Tot slot is het buitengewoon uitzonderlijk dat een universiteit een persbericht uitbrengt dat ze de CWI (de Commissie Wetenschappelijke Integriteit) gevraagd hebben onderzoek te gaan doen naar het bewuste proefschrift. Onder normale omstandigheden is zo’n onderzoek vertrouwelijk en worden hierover geen mededelingen gedaan (Deze vertrouwelijkheid en geheimhouding tijdens het onderzoek staan in de formele regelingen die hiervoor zijn opgesteld). Erg uitzonderlijk is ook dat in het persbericht staat dat TiU niet meewerkt aan een verdere verspreiding van het proefschrift (vandaar dat het kennelijk ook ‘Niet beschikbaar’ is), en zelfs de auteur heeft gevraagd zijn proefschrift niet verder te verspreiden. Vandaar dus dat het mij niet lukte het proefschrift te vinden.
Vanzelfsprekend roept dit alleen maar veel meer vragen op.
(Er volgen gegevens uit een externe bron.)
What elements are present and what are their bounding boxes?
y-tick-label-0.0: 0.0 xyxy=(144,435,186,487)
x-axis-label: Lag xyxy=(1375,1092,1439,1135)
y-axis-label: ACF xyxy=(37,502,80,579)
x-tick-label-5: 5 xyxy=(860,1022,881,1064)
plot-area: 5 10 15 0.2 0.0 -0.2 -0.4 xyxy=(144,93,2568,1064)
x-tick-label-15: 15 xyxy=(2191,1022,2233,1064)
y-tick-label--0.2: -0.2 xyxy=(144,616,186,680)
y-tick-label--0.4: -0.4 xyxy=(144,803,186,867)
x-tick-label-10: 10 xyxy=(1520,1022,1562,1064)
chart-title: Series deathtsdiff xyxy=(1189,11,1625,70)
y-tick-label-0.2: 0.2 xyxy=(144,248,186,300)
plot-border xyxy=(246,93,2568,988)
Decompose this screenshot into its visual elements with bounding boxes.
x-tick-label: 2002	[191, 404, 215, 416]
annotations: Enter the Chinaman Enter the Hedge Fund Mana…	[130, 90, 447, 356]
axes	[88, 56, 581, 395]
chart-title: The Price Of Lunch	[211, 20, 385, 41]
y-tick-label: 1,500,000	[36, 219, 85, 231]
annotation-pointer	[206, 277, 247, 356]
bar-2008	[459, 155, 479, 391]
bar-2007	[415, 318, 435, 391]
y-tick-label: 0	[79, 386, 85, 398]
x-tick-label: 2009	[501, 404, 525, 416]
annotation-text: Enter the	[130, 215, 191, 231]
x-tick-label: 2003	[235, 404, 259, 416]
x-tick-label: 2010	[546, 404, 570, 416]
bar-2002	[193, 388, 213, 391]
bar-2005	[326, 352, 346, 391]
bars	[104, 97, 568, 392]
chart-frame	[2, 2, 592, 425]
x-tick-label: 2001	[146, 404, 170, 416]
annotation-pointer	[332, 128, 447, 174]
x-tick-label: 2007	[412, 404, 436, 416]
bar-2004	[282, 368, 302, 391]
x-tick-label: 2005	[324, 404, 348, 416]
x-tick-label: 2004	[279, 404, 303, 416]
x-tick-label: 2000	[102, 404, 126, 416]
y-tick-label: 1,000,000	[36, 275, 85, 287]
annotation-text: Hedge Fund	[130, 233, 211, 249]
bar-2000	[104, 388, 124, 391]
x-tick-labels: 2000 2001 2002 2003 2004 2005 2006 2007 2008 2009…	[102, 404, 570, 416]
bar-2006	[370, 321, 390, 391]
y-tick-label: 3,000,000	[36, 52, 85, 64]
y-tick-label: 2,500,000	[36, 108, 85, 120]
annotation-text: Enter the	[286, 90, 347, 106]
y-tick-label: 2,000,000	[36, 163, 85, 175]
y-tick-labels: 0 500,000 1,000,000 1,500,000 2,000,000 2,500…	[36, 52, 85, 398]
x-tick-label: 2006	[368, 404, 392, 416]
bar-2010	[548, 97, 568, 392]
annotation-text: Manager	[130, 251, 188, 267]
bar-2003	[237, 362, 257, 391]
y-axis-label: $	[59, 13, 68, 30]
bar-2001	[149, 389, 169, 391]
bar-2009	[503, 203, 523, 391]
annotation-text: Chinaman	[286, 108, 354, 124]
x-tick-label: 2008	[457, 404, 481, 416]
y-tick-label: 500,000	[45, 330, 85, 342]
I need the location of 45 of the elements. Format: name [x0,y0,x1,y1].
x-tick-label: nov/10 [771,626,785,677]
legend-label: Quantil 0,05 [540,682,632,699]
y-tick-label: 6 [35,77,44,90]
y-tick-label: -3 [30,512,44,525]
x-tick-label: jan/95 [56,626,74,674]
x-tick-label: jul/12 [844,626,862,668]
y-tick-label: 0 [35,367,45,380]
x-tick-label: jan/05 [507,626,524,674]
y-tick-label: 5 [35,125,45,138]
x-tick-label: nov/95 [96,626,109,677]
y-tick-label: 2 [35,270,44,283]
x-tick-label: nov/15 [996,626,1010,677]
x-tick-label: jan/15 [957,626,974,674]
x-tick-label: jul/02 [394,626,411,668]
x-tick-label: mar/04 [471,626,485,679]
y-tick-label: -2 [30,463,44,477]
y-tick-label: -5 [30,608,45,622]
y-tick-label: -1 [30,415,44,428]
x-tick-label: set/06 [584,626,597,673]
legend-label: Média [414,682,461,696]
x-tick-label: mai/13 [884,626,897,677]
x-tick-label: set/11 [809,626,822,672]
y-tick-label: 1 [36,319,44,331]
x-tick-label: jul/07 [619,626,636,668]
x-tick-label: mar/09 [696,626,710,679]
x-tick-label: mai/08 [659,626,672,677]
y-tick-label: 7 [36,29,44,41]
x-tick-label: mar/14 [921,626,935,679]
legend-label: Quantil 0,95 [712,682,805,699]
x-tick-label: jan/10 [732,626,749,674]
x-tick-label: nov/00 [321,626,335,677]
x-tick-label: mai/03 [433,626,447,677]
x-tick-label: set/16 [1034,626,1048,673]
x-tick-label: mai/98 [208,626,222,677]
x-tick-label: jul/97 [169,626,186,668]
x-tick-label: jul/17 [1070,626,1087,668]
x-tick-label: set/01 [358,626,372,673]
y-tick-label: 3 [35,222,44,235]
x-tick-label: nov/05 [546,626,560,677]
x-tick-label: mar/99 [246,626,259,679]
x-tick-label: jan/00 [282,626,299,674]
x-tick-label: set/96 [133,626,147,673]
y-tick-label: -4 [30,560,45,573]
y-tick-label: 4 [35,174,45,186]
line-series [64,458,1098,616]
Ik kan me dus goed voorstellen dat een aantal betrokkenen razend nieuwsgierig is wat er allemaal wel niet in dit proefschrift staat.
Er schiet me voor Nederland slechts één recent voorbeeld te binnen van een vergelijkbaar geval. Dit ging om het eerste proefschrift bij de VU van Karima Kourit, zie voor achtergronden onder andere https://www.volkskrant.nl/nieuws-achtergrond/ruim-helft-omstreden-vu-proefschrift-econome-geschrapt~bc86107d/ Vanzelfsprekend hadden genoeg partijen wel de beschikking over dit eerste proefschrift alvorens de VU het van het internet verwijderde.